One clever solution I've stumbled upon lately if you're using apache (or lighty) is to use mod_xsendfile (http://tn123.ath.cx/mod_xsendfile/), an apache module that uses a header to determine which file to deliver to the user.
It's very simple to install (see link above), and afterward, just include these lines in your .htaccess file:
XSendFile on
XSendFileAllowAbove on
Then in your php code, do something like this when you want the user to receive the file:
header('X-Sendfile: /var/notwebroot/files/secretfile.zip')
Apache will intercept any response with an X-Sendfile header, and instead of sending whatever content you output (you may as well return a blank page), apache will deliver the file.
This takes out all the pain of dealing with mimetypes, chunking, and miscellaneous headers.
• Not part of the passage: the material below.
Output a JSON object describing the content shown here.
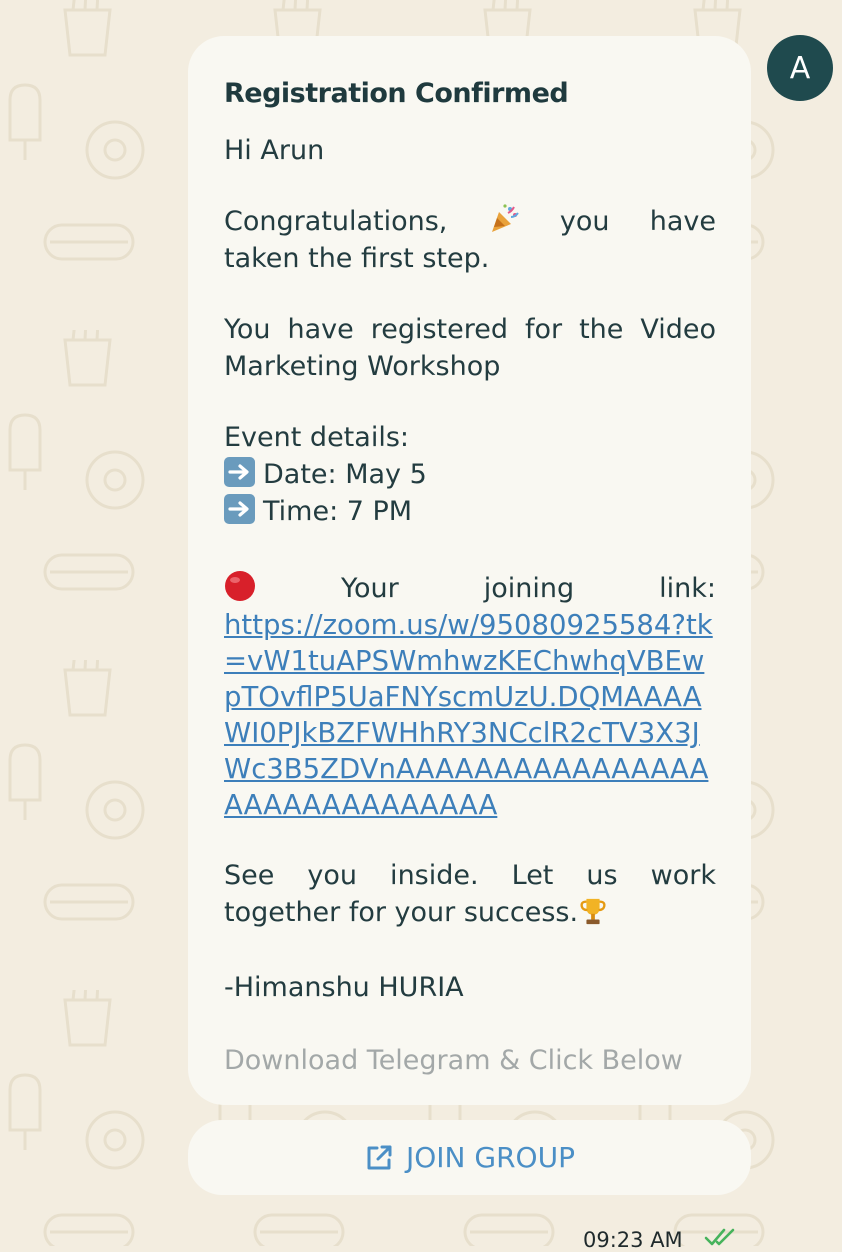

Use a database. Every time a file is downloaded the database would be updated, as soon as a certain file has reached it's limit it can be either removed or it's access could be denied. For example:
$data = $this->some_model->get_file_info($id_of_current_file);
if ( $data->max_downloads <= 5 )
{
// Allow access to the file
}
I generally keep files outside of the website directory structure for security and request like so:
function retrive_file($file_hash)
{
$this->_redirect();
$this->db->where('file_hash', $file_hash);
$query = $this->db->get('file_uploads');
if($query->num_rows() > 0)
{
$file_info = $query->row();
if($file_info->protect == 1){
$this->_checklogin();
}
$filesize = filesize($file_info->file_path . $file_info->file_name);
$file = fopen($file_info->file_path . $file_info->file_name, "r");
// Generate the server headers
if (strstr($_SERVER['HTTP_USER_AGENT'], "MSIE"))
{
header('Content-Type: "application/octet-stream"');
header('Content-Disposition: attachment; filename="'.$file_info->file_name.'"');
header('Expires: 0');
header('Cache-Control: must-revalidate, post-check=0, pre-check=0');
header("Content-Transfer-Encoding: binary");
header('Pragma: public');
header("Content-Length: ".$filesize);
}
else
{
header('Content-Type: "application/octet-stream"');
header('Content-Disposition: attachment; filename="'.$file_info->file_name.'"');
header("Content-Transfer-Encoding: binary");
header('Expires: 0');
header('Pragma: no-cache');
header("Content-Length: ".$filesize);
}
if($file)
{
while(!feof($file)){
set_time_limit(0);
echo fread($file, $filesize);
flush();
ob_flush();
}
}
fclose($file);
}
}
It would be pretty trivial to add byte/request counting to this.